Da mesma forma, como representante maior do povo capelense, não existe outra decisão a tomar a não ser esta: garantir que a riqueza que nos foi dada seja revertida em benefício do nosso povo. Esta não é uma decisão pessoal, mas tomada após ouvir a comunidade em várias audiências públicas, que se organizou através do Movimento "A Carnalita é nossa", o que foi extremamente importante para esclarecimentos a respeito do tema. Deixo aqui meu agradecimento aos coordenadores do Movimento, em especial a Jorgival Santos, Jailson Correia, Professor Jota, Sr. Argemiro e Sr. Antídio, que souberam conduzir todas as discussões de forma saudável e apolíticas.
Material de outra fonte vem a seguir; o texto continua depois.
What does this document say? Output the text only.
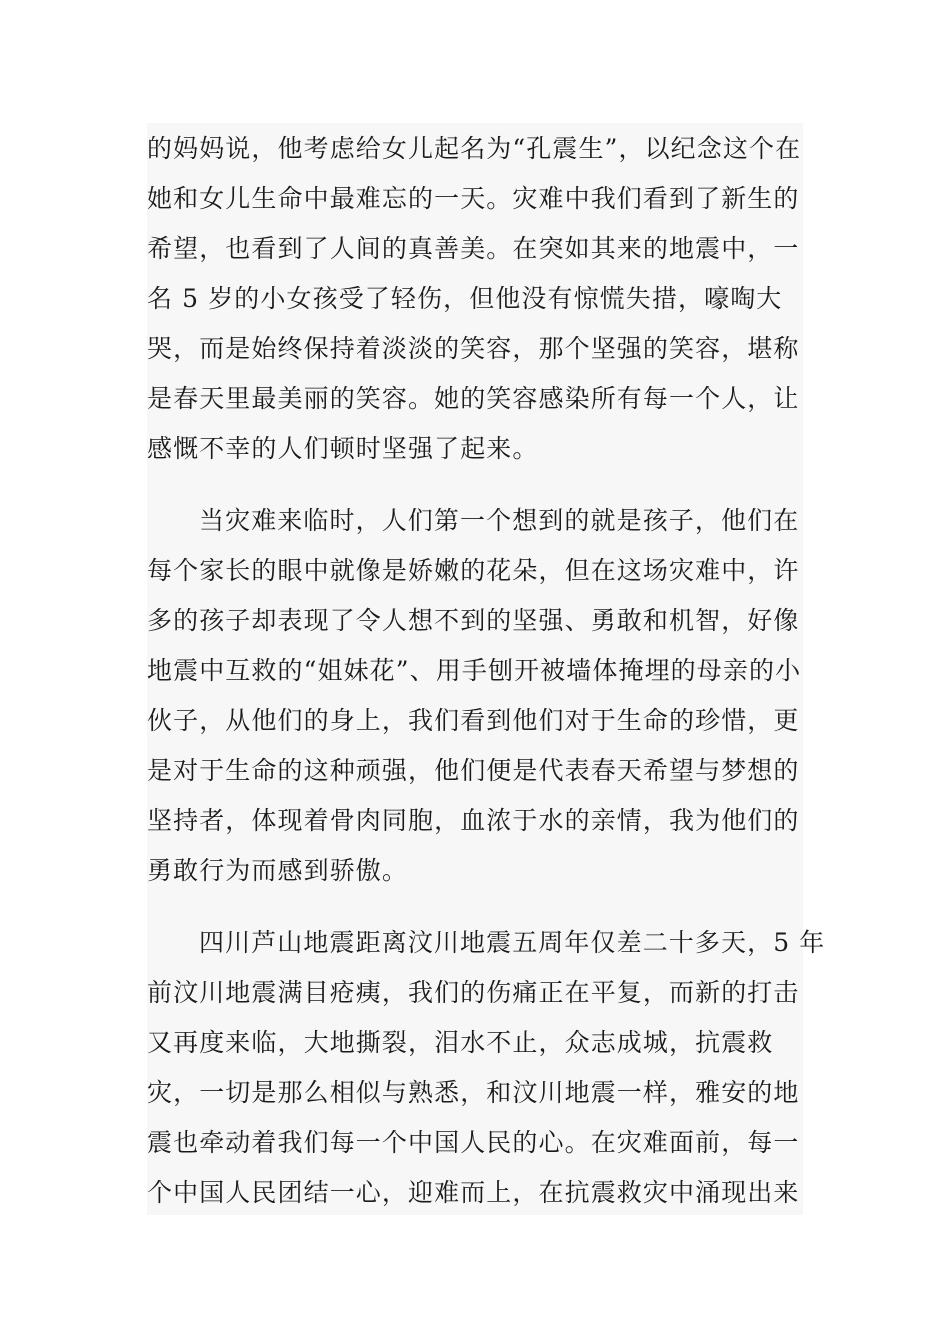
的妈妈说，他考虑给女儿起名为“孔震生”，以纪念这个在
她和女儿生命中最难忘的一天。灾难中我们看到了新生的
希望，也看到了人间的真善美。在突如其来的地震中，一
名 5 岁的小女孩受了轻伤，但他没有惊慌失措，嚎啕大
哭，而是始终保持着淡淡的笑容，那个坚强的笑容，堪称
是春天里最美丽的笑容。她的笑容感染所有每一个人，让
感慨不幸的人们顿时坚强了起来。
当灾难来临时，人们第一个想到的就是孩子，他们在
每个家长的眼中就像是娇嫩的花朵，但在这场灾难中，许
多的孩子却表现了令人想不到的坚强、勇敢和机智，好像
地震中互救的“姐妹花”、用手刨开被墙体掩埋的母亲的小
伙子，从他们的身上，我们看到他们对于生命的珍惜，更
是对于生命的这种顽强，他们便是代表春天希望与梦想的
坚持者，体现着骨肉同胞，血浓于水的亲情，我为他们的
勇敢行为而感到骄傲。
四川芦山地震距离汶川地震五周年仅差二十多天，5 年
前汶川地震满目疮痍，我们的伤痛正在平复，而新的打击
又再度来临，大地撕裂，泪水不止，众志成城，抗震救
灾，一切是那么相似与熟悉，和汶川地震一样，雅安的地
震也牵动着我们每一个中国人民的心。在灾难面前，每一
个中国人民团结一心，迎难而上，在抗震救灾中涌现出来
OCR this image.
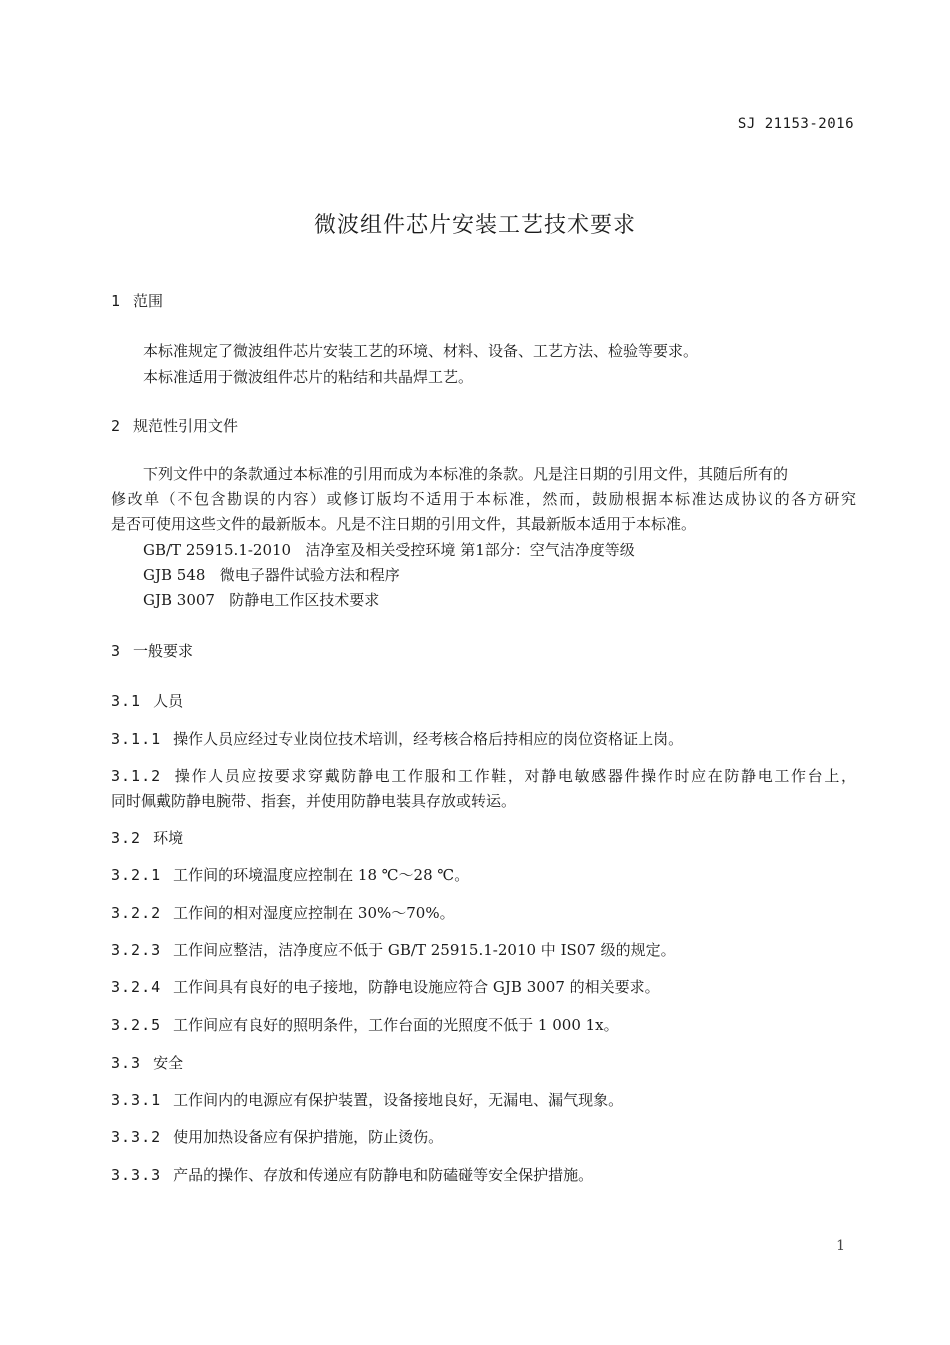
SJ 21153-2016
微波组件芯片安装工艺技术要求
1 范围
本标准规定了微波组件芯片安装工艺的环境、材料、设备、工艺方法、检验等要求。
本标准适用于微波组件芯片的粘结和共晶焊工艺。
2 规范性引用文件
下列文件中的条款通过本标准的引用而成为本标准的条款。凡是注日期的引用文件，其随后所有的
修改单（不包含勘误的内容）或修订版均不适用于本标准，然而，鼓励根据本标准达成协议的各方研究
是否可使用这些文件的最新版本。凡是不注日期的引用文件，其最新版本适用于本标准。
GB/T 25915.1-2010 洁净室及相关受控环境 第1部分：空气洁净度等级
GJB 548 微电子器件试验方法和程序
GJB 3007 防静电工作区技术要求
3 一般要求
3.1 人员
3.1.1 操作人员应经过专业岗位技术培训，经考核合格后持相应的岗位资格证上岗。
3.1.2 操作人员应按要求穿戴防静电工作服和工作鞋，对静电敏感器件操作时应在防静电工作台上，
同时佩戴防静电腕带、指套，并使用防静电装具存放或转运。
3.2 环境
3.2.1 工作间的环境温度应控制在 18 ℃～28 ℃。
3.2.2 工作间的相对湿度应控制在 30%～70%。
3.2.3 工作间应整洁，洁净度应不低于 GB/T 25915.1-2010 中 IS07 级的规定。
3.2.4 工作间具有良好的电子接地，防静电设施应符合 GJB 3007 的相关要求。
3.2.5 工作间应有良好的照明条件，工作台面的光照度不低于 1 000 1x。
3.3 安全
3.3.1 工作间内的电源应有保护装置，设备接地良好，无漏电、漏气现象。
3.3.2 使用加热设备应有保护措施，防止烫伤。
3.3.3 产品的操作、存放和传递应有防静电和防磕碰等安全保护措施。
1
Quero esclarecer a todos os sergipanos, que a decisão tomada pela população de Capela não terá qualquer efeito numa possível desistência da Vale nesse projeto. Nossa reserva é uma das três maiores da América Latina e altamente lucrativa para os projetos da empresa. Sendo assim, acreditamos que o bom senso prevalecerá em uma nova decisão do Governo em optar por Capela, igualmente sergipana como Japaratuba. Se esta continuar sendo a decisão política do Governo, aguardaremos o futuro político de Sergipe, para que naturalmente, a justiça seja feita com todos os filhos e filhas do nosso município. DEUS FOI TÃO GENEROSO EM CONCEDER TAMANHA RIQUEZA MINERAL PARA O NOSSO MUNICÍPIO, QUE CONTINUAREI DEFENDENDO ESSA RIQUEZA ATÉ A MORTE EM BENEFÍCIO DO POVO CAPELENSE."